Background: The joint presentation of elevated aspiration risk and difficult airway is uncommon. Epiphrenic esophageal diverticulum (EED) is a rare disease with an estimated incidence of 1:500,000 cases annually. It is associated with an increased risk of aspiration for patients who undergo general anesthesia, which necessitates prompt securement of the airway upon induction. However, coexisting tracheal stenosis challenges the airway management for these particular patients. There are no published case reports describing these problems as independent issues in a single case. We describe the anesthetic management for a laparoscopic fundoplication in a patient with a large EED and severe tracheal stenosis.

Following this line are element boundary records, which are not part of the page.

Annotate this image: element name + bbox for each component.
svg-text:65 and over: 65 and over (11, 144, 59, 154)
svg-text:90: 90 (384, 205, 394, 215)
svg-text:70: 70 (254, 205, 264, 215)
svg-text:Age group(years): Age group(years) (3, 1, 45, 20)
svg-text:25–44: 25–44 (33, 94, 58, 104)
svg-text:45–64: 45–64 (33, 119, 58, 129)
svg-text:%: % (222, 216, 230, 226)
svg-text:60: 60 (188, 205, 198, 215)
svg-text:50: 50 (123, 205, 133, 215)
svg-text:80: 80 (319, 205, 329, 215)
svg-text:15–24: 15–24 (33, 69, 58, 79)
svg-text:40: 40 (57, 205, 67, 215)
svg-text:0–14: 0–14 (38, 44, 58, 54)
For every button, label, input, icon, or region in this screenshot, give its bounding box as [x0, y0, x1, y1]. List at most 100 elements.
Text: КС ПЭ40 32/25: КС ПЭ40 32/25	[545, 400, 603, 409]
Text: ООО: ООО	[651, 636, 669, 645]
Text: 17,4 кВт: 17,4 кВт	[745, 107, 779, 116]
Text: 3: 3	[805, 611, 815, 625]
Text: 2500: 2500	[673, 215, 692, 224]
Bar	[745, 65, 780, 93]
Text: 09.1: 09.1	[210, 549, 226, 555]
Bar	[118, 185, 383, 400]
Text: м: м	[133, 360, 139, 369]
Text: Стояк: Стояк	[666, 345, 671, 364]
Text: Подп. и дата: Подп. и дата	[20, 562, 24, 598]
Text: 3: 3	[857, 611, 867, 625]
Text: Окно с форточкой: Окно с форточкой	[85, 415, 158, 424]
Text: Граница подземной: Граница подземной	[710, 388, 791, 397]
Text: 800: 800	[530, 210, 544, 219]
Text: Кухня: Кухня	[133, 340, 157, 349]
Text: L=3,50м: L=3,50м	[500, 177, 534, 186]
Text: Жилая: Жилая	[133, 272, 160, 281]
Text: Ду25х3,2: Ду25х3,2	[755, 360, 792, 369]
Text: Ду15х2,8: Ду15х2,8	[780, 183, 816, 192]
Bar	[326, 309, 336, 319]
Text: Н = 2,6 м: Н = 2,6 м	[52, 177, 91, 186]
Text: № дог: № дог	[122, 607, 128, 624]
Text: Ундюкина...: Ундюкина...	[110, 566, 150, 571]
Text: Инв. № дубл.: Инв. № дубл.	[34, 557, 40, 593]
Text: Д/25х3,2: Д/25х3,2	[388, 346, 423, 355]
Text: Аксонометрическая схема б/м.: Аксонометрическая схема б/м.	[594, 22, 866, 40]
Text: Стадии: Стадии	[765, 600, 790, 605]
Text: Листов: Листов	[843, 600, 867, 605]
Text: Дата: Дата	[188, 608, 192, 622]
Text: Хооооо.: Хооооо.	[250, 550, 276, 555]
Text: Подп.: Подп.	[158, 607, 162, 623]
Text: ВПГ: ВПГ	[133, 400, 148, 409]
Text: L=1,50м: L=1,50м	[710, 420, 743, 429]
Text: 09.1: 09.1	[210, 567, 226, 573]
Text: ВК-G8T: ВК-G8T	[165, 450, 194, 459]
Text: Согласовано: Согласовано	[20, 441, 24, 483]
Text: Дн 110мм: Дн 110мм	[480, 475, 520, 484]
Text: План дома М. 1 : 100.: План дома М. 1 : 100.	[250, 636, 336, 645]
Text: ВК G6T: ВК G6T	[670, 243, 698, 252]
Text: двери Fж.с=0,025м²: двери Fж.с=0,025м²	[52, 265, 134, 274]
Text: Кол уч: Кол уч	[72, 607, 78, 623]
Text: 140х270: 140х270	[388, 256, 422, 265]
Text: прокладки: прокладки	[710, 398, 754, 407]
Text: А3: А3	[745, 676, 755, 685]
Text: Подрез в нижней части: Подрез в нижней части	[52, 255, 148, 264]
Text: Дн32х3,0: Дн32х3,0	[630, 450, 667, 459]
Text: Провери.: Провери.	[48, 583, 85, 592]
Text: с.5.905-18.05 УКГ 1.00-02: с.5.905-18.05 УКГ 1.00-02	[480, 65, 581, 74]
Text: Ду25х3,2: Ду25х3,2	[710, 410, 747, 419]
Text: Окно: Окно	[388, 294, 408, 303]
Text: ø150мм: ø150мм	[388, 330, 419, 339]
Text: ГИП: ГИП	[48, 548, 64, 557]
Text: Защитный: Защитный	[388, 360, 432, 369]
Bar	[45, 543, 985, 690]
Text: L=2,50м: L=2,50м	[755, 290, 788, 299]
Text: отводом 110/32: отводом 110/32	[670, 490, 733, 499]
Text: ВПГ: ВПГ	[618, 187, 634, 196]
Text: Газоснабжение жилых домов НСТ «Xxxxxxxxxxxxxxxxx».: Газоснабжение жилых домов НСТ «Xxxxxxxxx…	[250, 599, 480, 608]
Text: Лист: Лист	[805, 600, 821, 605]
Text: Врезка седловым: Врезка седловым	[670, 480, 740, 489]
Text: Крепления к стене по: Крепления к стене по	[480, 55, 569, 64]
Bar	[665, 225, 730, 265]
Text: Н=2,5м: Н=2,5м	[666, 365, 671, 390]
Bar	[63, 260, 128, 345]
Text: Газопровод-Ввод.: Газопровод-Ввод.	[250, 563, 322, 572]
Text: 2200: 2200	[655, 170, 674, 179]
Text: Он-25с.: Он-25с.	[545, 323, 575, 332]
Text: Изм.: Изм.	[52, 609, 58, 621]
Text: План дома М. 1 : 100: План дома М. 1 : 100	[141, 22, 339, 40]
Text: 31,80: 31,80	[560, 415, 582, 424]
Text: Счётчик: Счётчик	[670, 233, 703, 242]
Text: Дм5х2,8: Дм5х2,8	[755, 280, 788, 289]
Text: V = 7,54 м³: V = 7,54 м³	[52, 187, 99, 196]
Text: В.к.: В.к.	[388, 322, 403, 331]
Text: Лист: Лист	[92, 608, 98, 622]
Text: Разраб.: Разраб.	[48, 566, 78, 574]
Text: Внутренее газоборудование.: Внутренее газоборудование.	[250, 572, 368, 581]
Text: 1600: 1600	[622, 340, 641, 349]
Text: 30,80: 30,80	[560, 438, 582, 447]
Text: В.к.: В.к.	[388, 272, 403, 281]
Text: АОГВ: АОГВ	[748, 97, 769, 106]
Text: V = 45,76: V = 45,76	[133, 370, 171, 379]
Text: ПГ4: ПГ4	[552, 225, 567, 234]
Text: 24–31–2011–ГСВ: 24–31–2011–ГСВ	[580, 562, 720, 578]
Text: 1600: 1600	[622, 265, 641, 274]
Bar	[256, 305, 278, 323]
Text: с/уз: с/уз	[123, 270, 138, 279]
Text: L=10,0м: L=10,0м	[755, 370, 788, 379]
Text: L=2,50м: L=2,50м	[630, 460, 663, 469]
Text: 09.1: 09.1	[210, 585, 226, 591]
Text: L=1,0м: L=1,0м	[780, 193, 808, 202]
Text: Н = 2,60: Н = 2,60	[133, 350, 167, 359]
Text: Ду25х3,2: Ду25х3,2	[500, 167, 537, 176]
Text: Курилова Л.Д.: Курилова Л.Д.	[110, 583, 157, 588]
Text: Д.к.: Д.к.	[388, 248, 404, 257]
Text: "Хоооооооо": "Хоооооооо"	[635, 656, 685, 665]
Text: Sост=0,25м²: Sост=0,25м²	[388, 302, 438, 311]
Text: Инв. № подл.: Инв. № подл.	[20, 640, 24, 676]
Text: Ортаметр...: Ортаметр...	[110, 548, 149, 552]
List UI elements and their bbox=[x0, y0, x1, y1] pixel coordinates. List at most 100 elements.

Case Description: A 66-year-old woman with EED presented for a laparoscopic esophageal diverticulectomy, Heller myotomy, and Toupet fundoplication for dyspnea and worsening regurgitation. Previous esophagogram showed a 5.9 x 4.6 x 6.7-cm lower esophageal diverticulum (see Figure). During a workup for her dyspnea, the patient was found to have tracheal stenosis with a diameter of 4 mm at its narrowest; consequently, her trachea was dilated to 14 mm in 2014. Her anesthesia record at the time noted an uneventful course including easy mask ventilation following induction. Since the dilatation, there were no changes in symptoms or follow-up procedures to suggest relapse of tracheal stenosis. On the morning of surgery we discussed with the surgical team and assembled appropriate airway equipment and backup devices to accommodate possible conversion to thoracic approach. The patient was pre-oxygenated and placed in the Semi-Fowler’s position. Anesthesia was induced with propofol and succinylcholine following the RSI protocol. We began our intubation attempts with a 35-French (Fr) MallinckrodtTM double-lumen endotracheal tube (DLT; outside diameter [OD] 13.3 mm) and subsequently a 33-Fr DLT (OD 12.3) using a GlideScope, but unexpectedly failed. Then we switched to MallinckrodtTM single-lumen endotracheal tubes (ETT) via fiberoptic intubation. We were unable to pass a 7.0 ETT (OD 9.5) or a 6.5 ETT (OD 8.9), but managed to guide a 6.0 ETT (OD 8.2) through the most constricted portion of the patient’s trachea. Following intubation, auscultation of the lungs revealed clear breath sounds bilaterally. The fundoplication was performed successfully by abdominal approach without need for lung isolation. The ENT team was then consulted intraoperatively to perform tracheal dilation; they replaced the existing 6.0 ETT with an 8.0 ETT (OD 11.0 mm) without resistance. Upon emergence, the patient was fully awake and a negative cuff-leak test was achieved. We subsequently inserted a CookTM airway exchange catheter through the 8.0 ETT tube and extubated her while leaving the catheter in place. The patient maintained a patent airway and the catheter was removed thereafter. The patient’s postoperative course was uneventful; she was discharged home on her third postoperative day.
Discussion: We demonstrated the successful anesthetic management of a patient with a high potential for pulmonary aspiration and difficult airway. In this case it was critical to communicate well with the surgical teams, perform a careful assessment of airway and imaging studies, conduct full aspiration precautions, and avoid inadvertent insertion of equipment into an abnormal esophagus.